Low Temperature (Sharp Distribution):

Temperature (\(\tau\)) is low, let’s say \(\tau = 0.5\).
Softmax Probabilities: \(P_1, P_2, P_3\)

tau = 0.5

softmax_probs = torch.nn.functional.softmax(torch.tensor(logits) / tau, dim=-1)
print(softmax_probs.numpy())

The output will be a set of probabilities where the distribution is “sharpened” due to the low temperature:

[0.00242826, 0.04741446, 0.95015728]

Notice that the probability for the class with the highest logit (class 3, with logit 8) is much higher compared to the others.

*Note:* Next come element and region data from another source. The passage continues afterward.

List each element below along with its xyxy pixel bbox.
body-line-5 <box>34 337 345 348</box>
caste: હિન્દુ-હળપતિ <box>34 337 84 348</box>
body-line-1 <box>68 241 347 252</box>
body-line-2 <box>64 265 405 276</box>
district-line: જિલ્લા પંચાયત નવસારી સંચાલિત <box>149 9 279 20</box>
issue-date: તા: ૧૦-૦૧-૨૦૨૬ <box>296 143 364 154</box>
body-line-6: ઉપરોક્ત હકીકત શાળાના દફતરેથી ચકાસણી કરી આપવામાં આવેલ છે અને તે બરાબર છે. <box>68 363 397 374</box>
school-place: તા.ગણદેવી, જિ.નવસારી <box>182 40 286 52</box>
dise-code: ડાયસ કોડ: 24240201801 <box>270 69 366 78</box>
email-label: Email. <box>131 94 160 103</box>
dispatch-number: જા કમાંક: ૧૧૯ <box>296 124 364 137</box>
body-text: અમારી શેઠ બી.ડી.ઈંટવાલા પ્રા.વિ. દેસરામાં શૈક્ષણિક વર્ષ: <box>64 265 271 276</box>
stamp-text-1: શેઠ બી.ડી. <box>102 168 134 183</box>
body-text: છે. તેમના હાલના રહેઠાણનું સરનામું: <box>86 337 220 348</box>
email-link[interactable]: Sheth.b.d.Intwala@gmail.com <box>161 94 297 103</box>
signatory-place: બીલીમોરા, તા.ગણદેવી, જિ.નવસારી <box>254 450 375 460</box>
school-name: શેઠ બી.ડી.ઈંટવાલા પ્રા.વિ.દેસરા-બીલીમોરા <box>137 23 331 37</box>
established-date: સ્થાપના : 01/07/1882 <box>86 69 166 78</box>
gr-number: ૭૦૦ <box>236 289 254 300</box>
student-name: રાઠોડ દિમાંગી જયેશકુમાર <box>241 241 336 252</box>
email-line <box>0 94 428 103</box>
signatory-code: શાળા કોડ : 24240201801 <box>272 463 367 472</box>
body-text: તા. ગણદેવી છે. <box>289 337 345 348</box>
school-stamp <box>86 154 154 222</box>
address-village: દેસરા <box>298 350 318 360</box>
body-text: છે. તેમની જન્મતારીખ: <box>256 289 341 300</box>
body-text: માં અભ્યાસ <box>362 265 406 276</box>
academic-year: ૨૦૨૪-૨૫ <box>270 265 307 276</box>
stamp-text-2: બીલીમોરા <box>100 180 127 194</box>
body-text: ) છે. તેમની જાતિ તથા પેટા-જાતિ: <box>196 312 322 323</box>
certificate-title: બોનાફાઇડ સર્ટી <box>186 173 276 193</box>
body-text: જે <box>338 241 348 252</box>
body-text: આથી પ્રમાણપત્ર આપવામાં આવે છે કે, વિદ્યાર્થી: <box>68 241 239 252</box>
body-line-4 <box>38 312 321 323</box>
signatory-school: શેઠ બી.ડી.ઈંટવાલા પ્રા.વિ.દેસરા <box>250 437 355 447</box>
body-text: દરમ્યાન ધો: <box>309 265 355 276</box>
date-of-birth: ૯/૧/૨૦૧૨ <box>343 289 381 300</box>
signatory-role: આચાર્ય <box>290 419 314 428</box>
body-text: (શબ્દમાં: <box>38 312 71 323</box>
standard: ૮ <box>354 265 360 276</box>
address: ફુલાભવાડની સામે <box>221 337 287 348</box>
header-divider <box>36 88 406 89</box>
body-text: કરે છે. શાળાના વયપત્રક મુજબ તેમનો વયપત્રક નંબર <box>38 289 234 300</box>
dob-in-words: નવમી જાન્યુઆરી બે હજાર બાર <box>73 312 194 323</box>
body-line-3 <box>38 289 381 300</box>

 # pairwise similarities between ima_feat and text_feat -> softamx -> scaling
 # scaling: self.logit_scale = self.clip_model.logit_scale.exp().detach() aka e^(logit_scale)
 # ^ makes softmax have a temperture term in its formula
 #   - high tau -> smothing probs
 #   - low  tau -> peaked probs

In these examples, adjusting the temperature influences the degree of exploration (smoothness) versus exploitation (sharpness) in the distribution of probabilities. Higher temperatures encourage a more uniform distribution, while lower temperatures emphasize the most confident predictions. This temperature parameter is often used in training as a form of regularization to control the model’s uncertainty.